CEDH : archives journalistiques, anonymisation et droit à l'oubli

Décryptages
Outils
TAILLE DU TEXTE

La condamnation d’un journal à anonymiser un article mentionnant l’identité d’une personne condamnée, dans ses archives en ligne, ne viole pas la liberté d’expression.

Le requérant, éditeur responsable d’un quotidien belge, a fait l’objet d’une condamnation civile à anonymiser, au nom du droit à l’oubli, l’archive électronique d’un article mentionnant le nom complet d’un conducteur responsable d’un accident de la route meurtrier survenu en 1994.

Dans un arrêt du 22 juin 2021, dans l’affaire Hurbain c/ Belgique (requête n° 57292/16), la Cour européenne des droits de l’Homme dit, à la majorité (6 voix contre 1), qu’il y a eu non-violation de l’article 10 (liberté d’expression) de la Convention EDH.

La Cour relève que la cour d’appel a constaté qu’une simple recherche à partir des nom et prénom du conducteur concerné sur le moteur de recherche du journal ou sur Google faisait immédiatement apparaître l’article litigieux.
La cour d’appel a considéré que le maintien en ligne de l’article litigieux était ainsi de nature à porter indéfiniment et gravement atteinte à la réputation du conducteur, lui créant un casier judiciaire virtuel, alors qu’il avait non seulement été définitivement condamné pour les faits litigieux et avait purgé sa peine mais qu’en outre, il avait été réhabilité.
La cour d’appel a donc estimé que la manière la plus efficace de préserver la vie privée du conducteur, sans porter atteinte de manière disproportionnée à la liberté d’expression du requérant, était d’anonymiser l’article figurant sur le site internet du journal en remplaçant les nom et prénom de l’intéressé par la lettre X.
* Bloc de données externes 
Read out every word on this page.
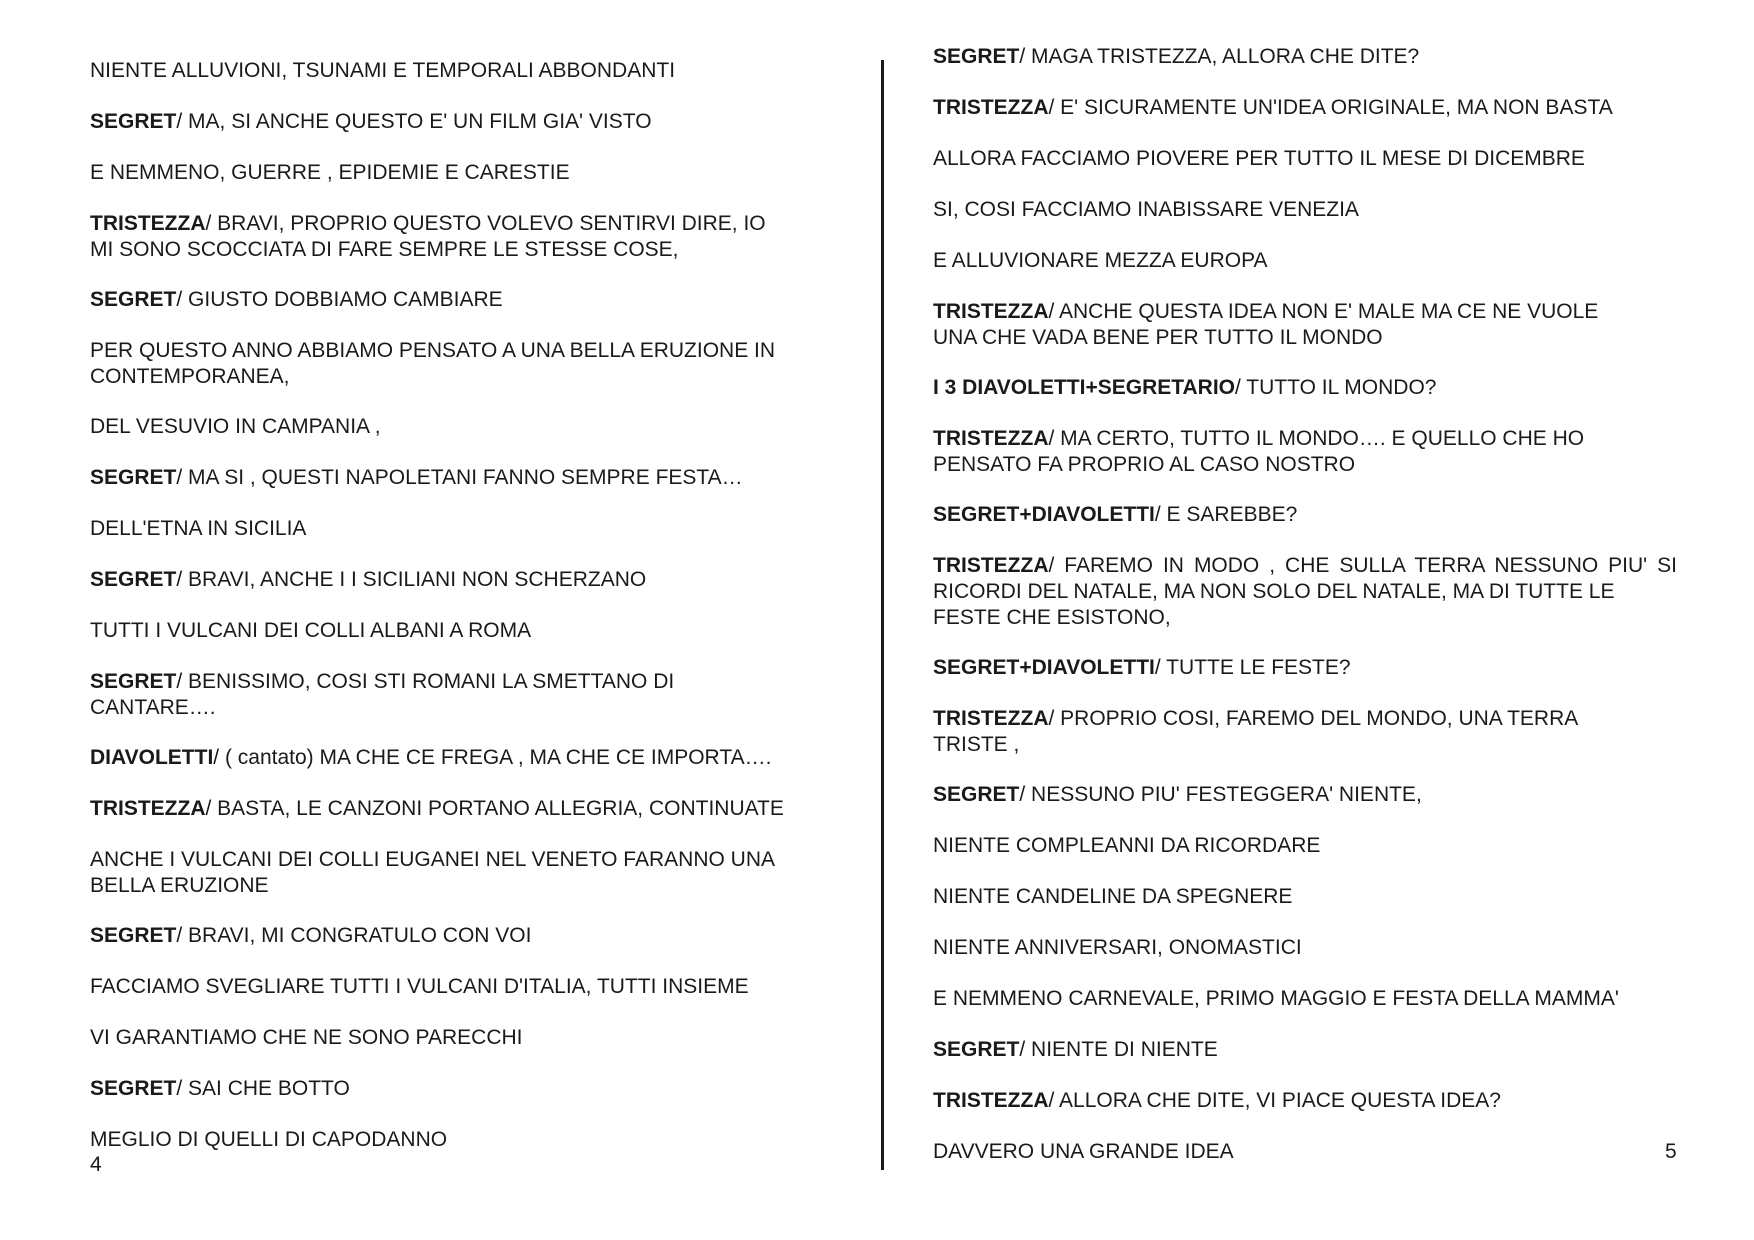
NIENTE ALLUVIONI, TSUNAMI E TEMPORALI ABBONDANTI
SEGRET/ MA, SI ANCHE QUESTO E' UN FILM GIA' VISTO
E NEMMENO, GUERRE , EPIDEMIE E CARESTIE
TRISTEZZA/ BRAVI, PROPRIO QUESTO VOLEVO SENTIRVI DIRE, IO
MI SONO SCOCCIATA DI FARE SEMPRE LE STESSE COSE,
SEGRET/ GIUSTO DOBBIAMO CAMBIARE
PER QUESTO ANNO ABBIAMO PENSATO A UNA BELLA ERUZIONE IN
CONTEMPORANEA,
DEL VESUVIO IN CAMPANIA ,
SEGRET/ MA SI , QUESTI NAPOLETANI FANNO SEMPRE FESTA…
DELL'ETNA IN SICILIA
SEGRET/ BRAVI, ANCHE I I SICILIANI NON SCHERZANO
TUTTI I VULCANI DEI COLLI ALBANI A ROMA
SEGRET/ BENISSIMO, COSI STI ROMANI LA SMETTANO DI
CANTARE….
DIAVOLETTI/ ( cantato) MA CHE CE FREGA , MA CHE CE IMPORTA….
TRISTEZZA/ BASTA, LE CANZONI PORTANO ALLEGRIA, CONTINUATE
ANCHE I VULCANI DEI COLLI EUGANEI NEL VENETO FARANNO UNA
BELLA ERUZIONE
SEGRET/ BRAVI, MI CONGRATULO CON VOI
FACCIAMO SVEGLIARE TUTTI I VULCANI D'ITALIA, TUTTI INSIEME
VI GARANTIAMO CHE NE SONO PARECCHI
SEGRET/ SAI CHE BOTTO
MEGLIO DI QUELLI DI CAPODANNO
4
SEGRET/ MAGA TRISTEZZA, ALLORA CHE DITE?
TRISTEZZA/ E' SICURAMENTE UN'IDEA ORIGINALE, MA NON BASTA
ALLORA FACCIAMO PIOVERE PER TUTTO IL MESE DI DICEMBRE
SI, COSI FACCIAMO INABISSARE VENEZIA
E ALLUVIONARE MEZZA EUROPA
TRISTEZZA/ ANCHE QUESTA IDEA NON E' MALE MA CE NE VUOLE
UNA CHE VADA BENE PER TUTTO IL MONDO
I 3 DIAVOLETTI+SEGRETARIO/ TUTTO IL MONDO?
TRISTEZZA/ MA CERTO, TUTTO IL MONDO…. E QUELLO CHE HO
PENSATO FA PROPRIO AL CASO NOSTRO
SEGRET+DIAVOLETTI/ E SAREBBE?
TRISTEZZA/ FAREMO IN MODO , CHE SULLA TERRA NESSUNO PIU' SI RICORDI DEL NATALE, MA NON SOLO DEL NATALE, MA DI TUTTE LE
FESTE CHE ESISTONO,
SEGRET+DIAVOLETTI/ TUTTE LE FESTE?
TRISTEZZA/ PROPRIO COSI, FAREMO DEL MONDO, UNA TERRA
TRISTE ,
SEGRET/ NESSUNO PIU' FESTEGGERA' NIENTE,
NIENTE COMPLEANNI DA RICORDARE
NIENTE CANDELINE DA SPEGNERE
NIENTE ANNIVERSARI, ONOMASTICI
E NEMMENO CARNEVALE, PRIMO MAGGIO E FESTA DELLA MAMMA'
SEGRET/ NIENTE DI NIENTE
TRISTEZZA/ ALLORA CHE DITE, VI PIACE QUESTA IDEA?
DAVVERO UNA GRANDE IDEA	5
La Cour estime que les juridictions belges ont mis en balance le droit au respect de la vie privée du conducteur concerné et le droit à la liberté d’expression du requérant conformément aux critères énoncés dans sa jurisprudence.
En particulier, la cour d’appel a attaché une importance particulière au préjudice souffert par le conducteur à cause de la mise en ligne de l’article litigieux, eu égard notamment au temps qui s’était écoulé (environ 20 ans) depuis la publication de l’article d’origine, d’une part, ainsi qu’au fait que l’anonymisation de l’article litigieux sur le site web du journal laissait intactes les archives en tant que telles et constituait la mesure la plus efficace parmi celles qui étaient envisageables en l’espèce, sans pour autant porter atteinte de manière disproportionnée à la liberté d’expression du requérant, d’autre part.
Les motifs donnés par les juridictions internes étaient donc pertinents et suffisants, et la mesure imposée au requérant peut être considérée comme une mesure proportionnée au but légitime poursuivi (le droit au respect de la vie privée du conducteur) et comme ménageant un juste équilibre entre les droits concurrents en jeu.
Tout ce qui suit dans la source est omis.